Caramelize: To heat sugar until it liquefies and becomes a syrup ranging in color from golden to dark brown. You can also do this with onions… with the same end results in color.

When baking, if the term “cut-in” is used, here is the definition: Cut in: To distribute a solid fat in flour using a cutting motion, with 2 knives used scissors-fashion or a pastry blender, until divided evenly into tiny pieces. Usually refers to making pastry.

Chefs use this term a lot.. and it adds a lot of flavor! Deglaze: To loosen brown bits from a pan by adding a liquid, then heating while stirring and scraping the pan.

When making fried food, this term is used a lot: Dredge: To cover or coat uncooked food, usually with a flour, cornmeal mixture or bread crumbs.

If I say use the chicken/turkey/beef drippings it means: Drippings: Juices and fats rendered by meat or poultry during cooking.

Ever wonder what starting your dish on fire is called??? (When it’s ON PURPOSE!!???) Flambé: To drizzle liquor over a food while it is cooking, then when the alcohol has warmed, ignite the food just before serving.

And… another baking term: Fold: To combine light ingredients such as whipped cream or beaten egg whites with a heavier mixture, using a gentle over-and-under motion, usually with a rubber spatula.

Poach: To cook a food by partially or completely submerging it in a simmering liquid.

Reconstitute: To bring a concentrated or condensed food, such as frozen fruit juice, to its original strength by adding water.

Reduce: To decrease the volume of a liquid by boiling it rapidly to cause evaporation. As the liquid evaporates, it thickens and intensifies in flavor.

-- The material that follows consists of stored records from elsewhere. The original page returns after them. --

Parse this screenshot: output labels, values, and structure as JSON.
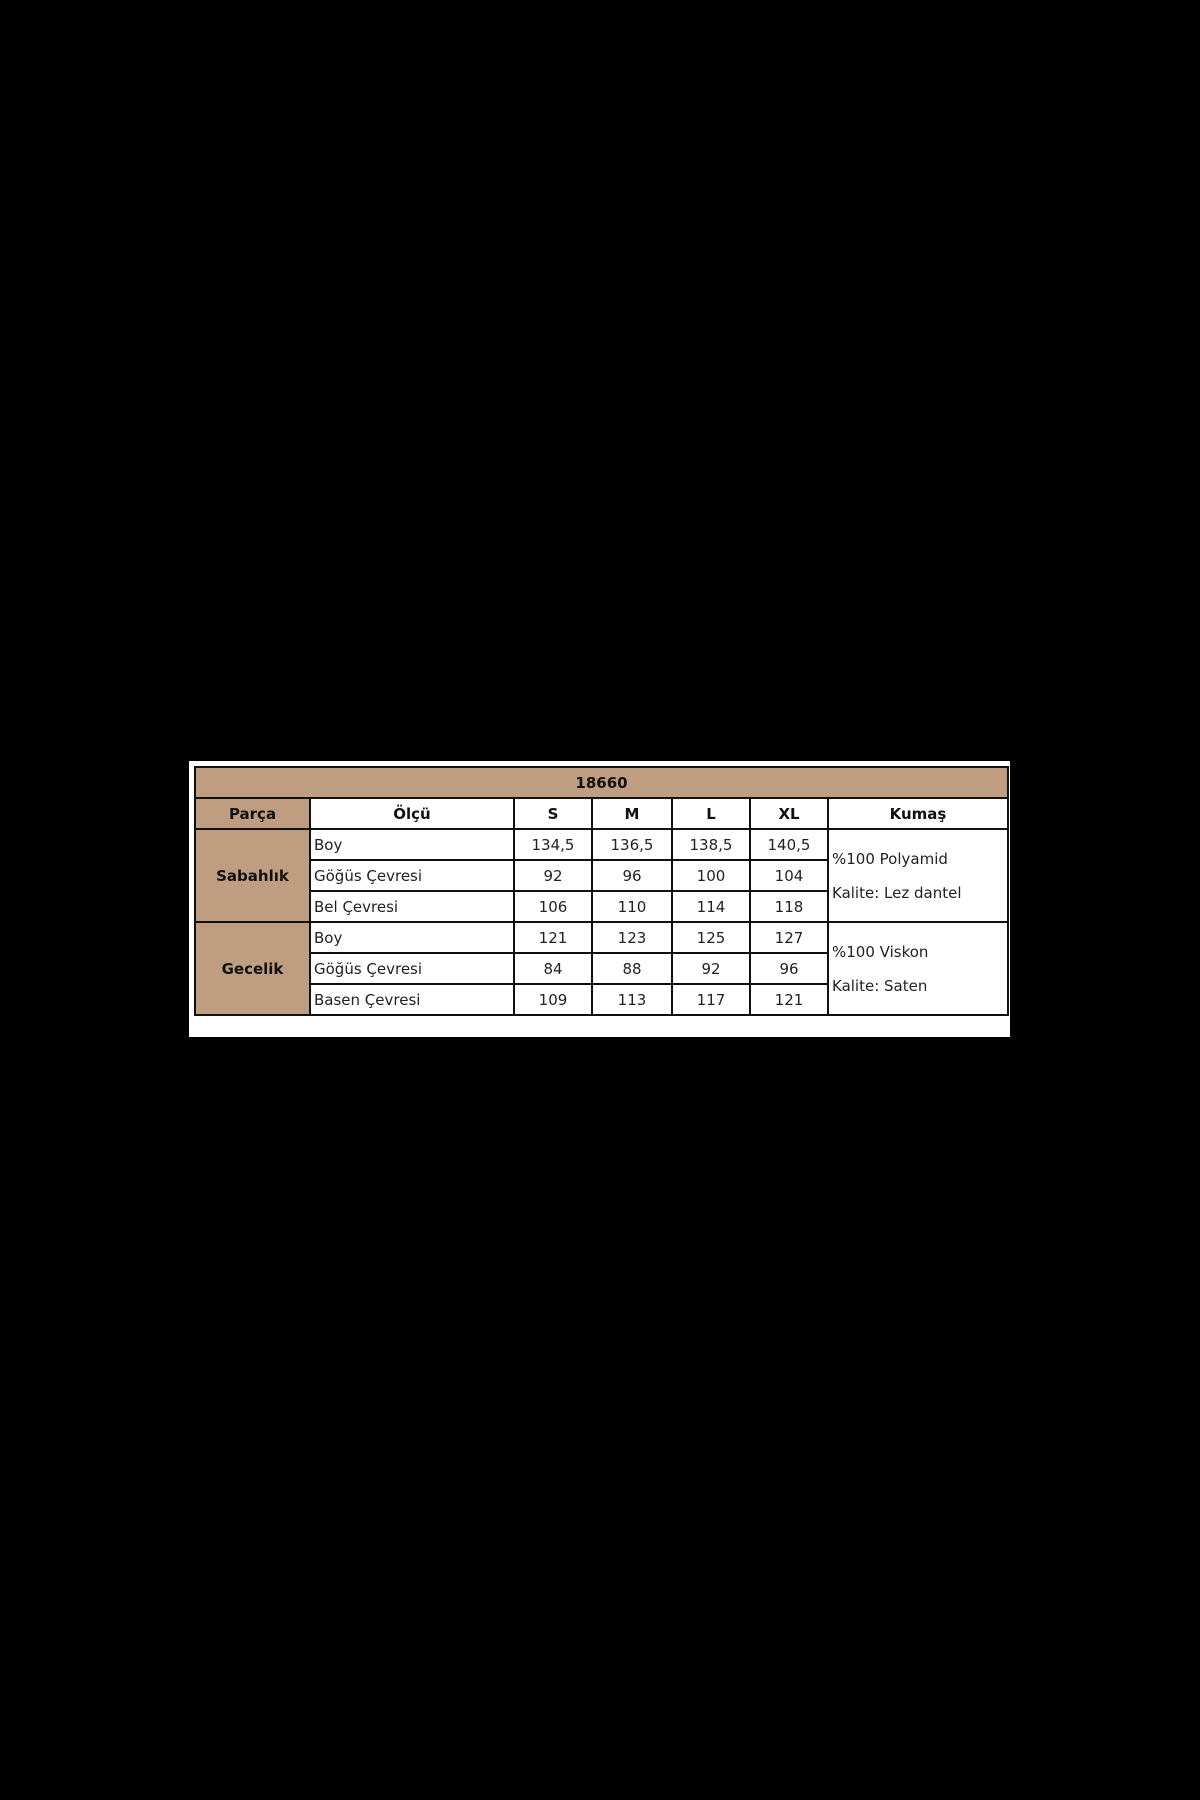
{
  "title": "18660",
  "headers": [
    "Parça",
    "Ölçü",
    "S",
    "M",
    "L",
    "XL",
    "Kumaş"
  ],
  "groups": [
    {
      "name": "Sabahlık",
      "rows": [
        {
          "measure": "Boy",
          "values": [
            "134,5",
            "136,5",
            "138,5",
            "140,5"
          ]
        },
        {
          "measure": "Göğüs Çevresi",
          "values": [
            "92",
            "96",
            "100",
            "104"
          ]
        },
        {
          "measure": "Bel Çevresi",
          "values": [
            "106",
            "110",
            "114",
            "118"
          ]
        }
      ],
      "fabric": [
        "%100 Polyamid",
        "Kalite: Lez dantel"
      ]
    },
    {
      "name": "Gecelik",
      "rows": [
        {
          "measure": "Boy",
          "values": [
            "121",
            "123",
            "125",
            "127"
          ]
        },
        {
          "measure": "Göğüs Çevresi",
          "values": [
            "84",
            "88",
            "92",
            "96"
          ]
        },
        {
          "measure": "Basen Çevresi",
          "values": [
            "109",
            "113",
            "117",
            "121"
          ]
        }
      ],
      "fabric": [
        "%100 Viskon",
        "Kalite: Saten"
      ]
    }
  ],
  "colors": {
    "header_bg": "#bf9d80",
    "background": "#000000"
  }
}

The resulting richly flavored liquid, called a reduction, can be used as a sauce or as the base of a sauce. When reducing liquids, use the pan size specified in the recipe, as the surface area of the pan affects how quickly the liquid will evaporate.

Saute: From the French word sauter, meaning “to jump.” Sauteed food is cooked and stirred in a small amount of fat over fairly high heat in an open, shallow pan. Food cut into uniform size sautes the best.

Those are just a few terms. If you have another one that you’d like me to define and give an example of, please let me know!!!

Ok, now tips:

Shrimp: I have found that the best way to get the BEST tasting shrimp is to bake it. It just always comes out evenly and perfectly cooked for me. I start out with thawed UNCOOKED shrimp, peeled and deveined. Wonder how to do it on your own?

I always use Ina Garten’s recipe for shrimp. She is the one I followed to get the perfectly cooked shrimp. I sometimes adjust it a bit, but I always use the temperature she says, and I adjust the time based on how large the shrimp are. I’m not the only one either! Other blogs follow her great ways too!

Here is Ina Garten’s original recipe showing it:


I have found, after trial and error, that my steak always turns out best when I start out by searing it on the stove (or browning) and then finishing it in the pre-heated oven for a certain amount of time until it reaches my desired temperature. Always. If I try to make it on the stove top only, it is usually either under done or over done. Just from my observations.

Mashed Potatoes:

Want them the most creamy? Add sour cream and whip them either in a stand mixer, or with a hand mixer. Seriously… whipped and delicious!


I have found that sauteing or roasting vegetables keeps more vitamins and color in vegetables (even from frozen) than boiling them. Try it!